There have been call it 700 posts on how killed the shorts are here. Clearly the people chasing this on that premise do not understand much, and no, it is not yahoo's 49% of outstanding stock...
Here's some fun things to consider though.
1. Einhorn is short a bunch and so are his hedge fund pm pals. Unlike probably 99.99 percent of retail investors, these guys know how to hedge their downside exposure (long, short, paired or option trades) as well.
2. Einhorn has said he never covered in his big short from two years ago -- that means he feels no pain until the stock goes above $90 or so.
3. As of last report Oct 31st, the SHORT INTEREST TOTALED LESS THAN 27% OF OUTSTANDINGS, which here is not too dissimilar from float. YHOO's 49% is just plain lame and anyone relying on yhoo for anything is in trouble.

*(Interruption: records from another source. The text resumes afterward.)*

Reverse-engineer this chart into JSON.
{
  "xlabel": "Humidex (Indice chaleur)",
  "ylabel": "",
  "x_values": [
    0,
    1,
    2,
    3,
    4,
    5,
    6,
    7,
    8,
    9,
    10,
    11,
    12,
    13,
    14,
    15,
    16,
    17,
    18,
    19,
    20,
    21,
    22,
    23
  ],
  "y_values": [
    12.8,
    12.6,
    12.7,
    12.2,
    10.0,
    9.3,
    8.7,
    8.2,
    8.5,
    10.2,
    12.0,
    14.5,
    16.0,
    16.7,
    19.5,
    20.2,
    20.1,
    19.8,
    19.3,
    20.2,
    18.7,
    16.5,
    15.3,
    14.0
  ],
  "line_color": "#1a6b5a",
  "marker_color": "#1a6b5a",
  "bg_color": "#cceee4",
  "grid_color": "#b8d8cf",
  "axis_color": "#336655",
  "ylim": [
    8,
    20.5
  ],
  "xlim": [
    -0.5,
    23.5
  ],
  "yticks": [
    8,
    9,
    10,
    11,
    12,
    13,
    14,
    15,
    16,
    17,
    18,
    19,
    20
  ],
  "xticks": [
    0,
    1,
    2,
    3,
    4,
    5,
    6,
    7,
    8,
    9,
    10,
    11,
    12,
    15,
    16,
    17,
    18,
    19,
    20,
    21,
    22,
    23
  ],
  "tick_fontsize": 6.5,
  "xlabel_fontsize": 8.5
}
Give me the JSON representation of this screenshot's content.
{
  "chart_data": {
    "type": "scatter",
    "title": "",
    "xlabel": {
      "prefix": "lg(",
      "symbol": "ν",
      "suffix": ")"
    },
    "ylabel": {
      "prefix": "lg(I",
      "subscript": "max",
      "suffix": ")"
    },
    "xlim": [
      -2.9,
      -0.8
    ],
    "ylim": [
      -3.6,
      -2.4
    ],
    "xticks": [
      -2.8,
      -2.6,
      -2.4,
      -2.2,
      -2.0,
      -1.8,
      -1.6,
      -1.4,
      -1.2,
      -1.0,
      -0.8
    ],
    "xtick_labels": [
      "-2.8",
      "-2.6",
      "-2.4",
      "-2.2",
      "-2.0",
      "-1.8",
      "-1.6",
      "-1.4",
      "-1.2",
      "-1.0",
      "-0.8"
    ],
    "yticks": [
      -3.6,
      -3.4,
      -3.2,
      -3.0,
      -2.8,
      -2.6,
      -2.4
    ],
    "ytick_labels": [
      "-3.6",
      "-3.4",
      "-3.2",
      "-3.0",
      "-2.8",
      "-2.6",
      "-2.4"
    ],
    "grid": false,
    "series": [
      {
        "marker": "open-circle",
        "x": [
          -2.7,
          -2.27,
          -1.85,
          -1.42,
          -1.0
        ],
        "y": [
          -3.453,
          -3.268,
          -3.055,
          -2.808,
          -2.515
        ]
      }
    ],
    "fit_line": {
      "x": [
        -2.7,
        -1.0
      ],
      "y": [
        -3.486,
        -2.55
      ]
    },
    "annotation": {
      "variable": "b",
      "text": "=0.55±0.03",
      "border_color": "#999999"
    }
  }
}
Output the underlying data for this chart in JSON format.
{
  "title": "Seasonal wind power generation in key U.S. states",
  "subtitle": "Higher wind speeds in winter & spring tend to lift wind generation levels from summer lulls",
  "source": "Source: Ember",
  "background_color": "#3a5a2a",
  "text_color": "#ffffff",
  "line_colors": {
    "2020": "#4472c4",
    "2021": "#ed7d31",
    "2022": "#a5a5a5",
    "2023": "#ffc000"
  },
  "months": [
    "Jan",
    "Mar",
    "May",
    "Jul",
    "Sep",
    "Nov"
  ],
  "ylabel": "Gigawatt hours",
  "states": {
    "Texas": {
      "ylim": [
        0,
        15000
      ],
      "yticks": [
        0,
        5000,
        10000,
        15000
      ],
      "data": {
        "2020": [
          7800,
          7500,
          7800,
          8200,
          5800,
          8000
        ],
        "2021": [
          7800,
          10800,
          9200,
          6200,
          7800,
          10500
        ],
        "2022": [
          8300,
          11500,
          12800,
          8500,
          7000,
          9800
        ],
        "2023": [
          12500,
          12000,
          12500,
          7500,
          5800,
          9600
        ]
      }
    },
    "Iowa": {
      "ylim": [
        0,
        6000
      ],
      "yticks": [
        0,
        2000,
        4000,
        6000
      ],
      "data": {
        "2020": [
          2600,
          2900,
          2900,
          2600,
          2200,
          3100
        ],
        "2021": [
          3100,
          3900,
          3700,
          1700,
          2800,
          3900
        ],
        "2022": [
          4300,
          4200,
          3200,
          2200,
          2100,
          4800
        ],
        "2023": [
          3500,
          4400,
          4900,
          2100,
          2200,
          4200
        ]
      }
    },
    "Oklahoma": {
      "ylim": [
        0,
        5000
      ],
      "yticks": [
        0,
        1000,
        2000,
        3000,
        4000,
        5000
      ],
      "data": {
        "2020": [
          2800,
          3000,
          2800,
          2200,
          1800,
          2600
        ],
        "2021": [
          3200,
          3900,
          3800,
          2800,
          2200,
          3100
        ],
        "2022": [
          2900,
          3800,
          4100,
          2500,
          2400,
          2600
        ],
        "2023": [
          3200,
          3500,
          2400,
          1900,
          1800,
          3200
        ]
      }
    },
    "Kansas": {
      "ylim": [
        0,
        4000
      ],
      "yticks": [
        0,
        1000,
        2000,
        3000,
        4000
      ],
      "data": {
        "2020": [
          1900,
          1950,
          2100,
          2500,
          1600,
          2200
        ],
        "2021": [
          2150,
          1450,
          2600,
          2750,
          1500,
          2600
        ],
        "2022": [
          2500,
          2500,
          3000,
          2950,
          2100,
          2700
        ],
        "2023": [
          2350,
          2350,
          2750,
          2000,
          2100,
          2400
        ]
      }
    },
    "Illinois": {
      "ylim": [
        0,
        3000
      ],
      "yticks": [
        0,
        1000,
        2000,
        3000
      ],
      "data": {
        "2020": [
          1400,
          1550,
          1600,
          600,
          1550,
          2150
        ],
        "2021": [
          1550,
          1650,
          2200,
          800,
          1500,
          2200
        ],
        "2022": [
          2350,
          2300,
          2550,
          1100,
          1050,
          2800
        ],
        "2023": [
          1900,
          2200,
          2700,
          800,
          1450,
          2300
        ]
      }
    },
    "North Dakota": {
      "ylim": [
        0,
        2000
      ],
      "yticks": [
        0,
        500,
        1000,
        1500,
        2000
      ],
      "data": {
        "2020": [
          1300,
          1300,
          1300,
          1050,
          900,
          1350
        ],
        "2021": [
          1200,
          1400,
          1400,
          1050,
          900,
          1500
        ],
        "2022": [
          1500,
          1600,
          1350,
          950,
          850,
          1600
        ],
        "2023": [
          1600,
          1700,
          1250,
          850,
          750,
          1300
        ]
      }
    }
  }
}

Settlement Date Short Interest Avg Daily Share Volume Days To Cover
10/31/2013 40,079,020 4,691,291 8.543282
10/15/2013 36,075,088 4,968,340 7.260994
4. Yesterday some 20m shares traded during the regular session. Add in the say 3m+ AH trade from the day prior and that is likely a big chunk of hedges (both unhedged and box shorts) coming off. Hedge funds covering in box shorts did not lose money here -- those shorts were likely put on above $80 as the idiotic momo chasing happened even AFTER the company said carbonation was 2-3 yrs out.
5. A few key long term investors look to be quietly exiting the shares. For example, study the 13Fs and learn the relationship between Wellington and Vanguard if you don't know it. These guys own the shares below $30.